PM Oli increasing his grip on power

Before the start of the Holi week, KP Sharma Oli was already thought of as perhaps the strongest prime minister of democratic Nepal.Following the unification of his CPN-UML (the biggest party in national parliament) and Pushpa Kamal Dahal-led CPN Maoist Center (the third biggest), Oli already commanded a single-party majority in the federal parliament as well as in six of the seven provincial assemblies.


If the current efforts to bring Upendra Yadav’s Sanghiya Samajbadi Forum into the government succeed, then the ruling coalition will have 190 MPs in the 275-strong federal lower house, or over two-thirds of all seats.


That will give the coalition enough votes to amend the constitution, most crucially to make it easier to change provincial boundaries. The forum is close to joining the government because PM Oli has assured it of support for such a constitutional change. As we went to the press, the forum’s participation in the government was all but certain, with negotiations deadlocked not over ideological issues but over distribution of portfolios.


When the forum eventually joins the federal government, Oli will also have great leverage over Province 2, the only province that his communist juggernaut does not currently control. (The forum’s Lal Babu Raut is the chief minister in the province.) But the prime minister is not stopping there to consolidate his power.

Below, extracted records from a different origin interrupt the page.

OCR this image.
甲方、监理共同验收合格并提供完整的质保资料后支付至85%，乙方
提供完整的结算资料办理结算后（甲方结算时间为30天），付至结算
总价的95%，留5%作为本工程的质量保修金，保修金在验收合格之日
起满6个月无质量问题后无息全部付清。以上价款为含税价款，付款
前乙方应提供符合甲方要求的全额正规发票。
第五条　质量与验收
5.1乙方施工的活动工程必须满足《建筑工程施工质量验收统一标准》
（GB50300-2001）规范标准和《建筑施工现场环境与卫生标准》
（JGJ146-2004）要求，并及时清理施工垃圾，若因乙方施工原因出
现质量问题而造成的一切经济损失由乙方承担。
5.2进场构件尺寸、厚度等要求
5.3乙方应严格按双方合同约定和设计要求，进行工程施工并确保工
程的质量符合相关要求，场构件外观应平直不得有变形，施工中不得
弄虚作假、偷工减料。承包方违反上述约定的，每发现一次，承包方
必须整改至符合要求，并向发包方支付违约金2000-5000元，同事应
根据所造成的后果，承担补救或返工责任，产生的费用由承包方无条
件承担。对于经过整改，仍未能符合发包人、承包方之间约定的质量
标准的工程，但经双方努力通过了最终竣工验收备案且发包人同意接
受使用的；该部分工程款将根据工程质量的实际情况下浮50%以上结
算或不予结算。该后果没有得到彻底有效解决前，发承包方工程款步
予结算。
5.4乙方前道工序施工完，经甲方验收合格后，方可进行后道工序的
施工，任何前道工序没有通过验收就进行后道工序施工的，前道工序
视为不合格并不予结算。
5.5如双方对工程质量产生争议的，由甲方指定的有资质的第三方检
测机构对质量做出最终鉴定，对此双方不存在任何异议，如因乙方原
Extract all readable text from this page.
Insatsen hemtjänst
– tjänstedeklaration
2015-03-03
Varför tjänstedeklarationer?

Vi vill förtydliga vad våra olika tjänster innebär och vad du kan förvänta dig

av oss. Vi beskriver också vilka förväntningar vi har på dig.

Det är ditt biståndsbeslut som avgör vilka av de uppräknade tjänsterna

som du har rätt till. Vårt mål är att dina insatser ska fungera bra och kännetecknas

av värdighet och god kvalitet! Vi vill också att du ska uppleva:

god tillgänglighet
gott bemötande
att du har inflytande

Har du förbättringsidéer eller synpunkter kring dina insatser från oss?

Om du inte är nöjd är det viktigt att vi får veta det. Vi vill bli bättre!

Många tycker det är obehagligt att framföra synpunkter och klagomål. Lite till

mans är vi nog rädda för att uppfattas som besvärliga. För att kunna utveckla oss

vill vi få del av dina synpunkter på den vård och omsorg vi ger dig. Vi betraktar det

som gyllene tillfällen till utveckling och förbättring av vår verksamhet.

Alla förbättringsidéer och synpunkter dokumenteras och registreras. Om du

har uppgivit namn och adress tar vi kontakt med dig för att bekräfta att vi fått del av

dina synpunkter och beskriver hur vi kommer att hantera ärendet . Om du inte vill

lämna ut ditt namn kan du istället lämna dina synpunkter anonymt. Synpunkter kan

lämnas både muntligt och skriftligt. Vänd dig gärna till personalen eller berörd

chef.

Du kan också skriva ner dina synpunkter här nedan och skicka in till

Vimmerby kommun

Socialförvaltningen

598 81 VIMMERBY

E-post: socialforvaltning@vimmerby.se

This week also saw the prime minister change laws to vest all the residual powers—the powers that, for some reason, have not been delegated to the provinces, the local bodies and to other ministries—in the Prime Minister’s Office. He does not stop there. The PMO will henceforth directly oversee such vital state organs as the National Investigation Department (tasked with strengthening national security), the Department of Revenue Investigation (investigating leakage of taxpayer money) and the Department of Anti-Money Laundering.


From now on, the PMO will also set the guidelines for and monitor NGOs and INGOs. It will also have the power to open new think tanks.
PM Oli now has near absolute power. How he uses it will define his political legacy. It will also set a strong precedent, good or bad, for how the all-important task of institutionalizing the new federal democratic republic pans out.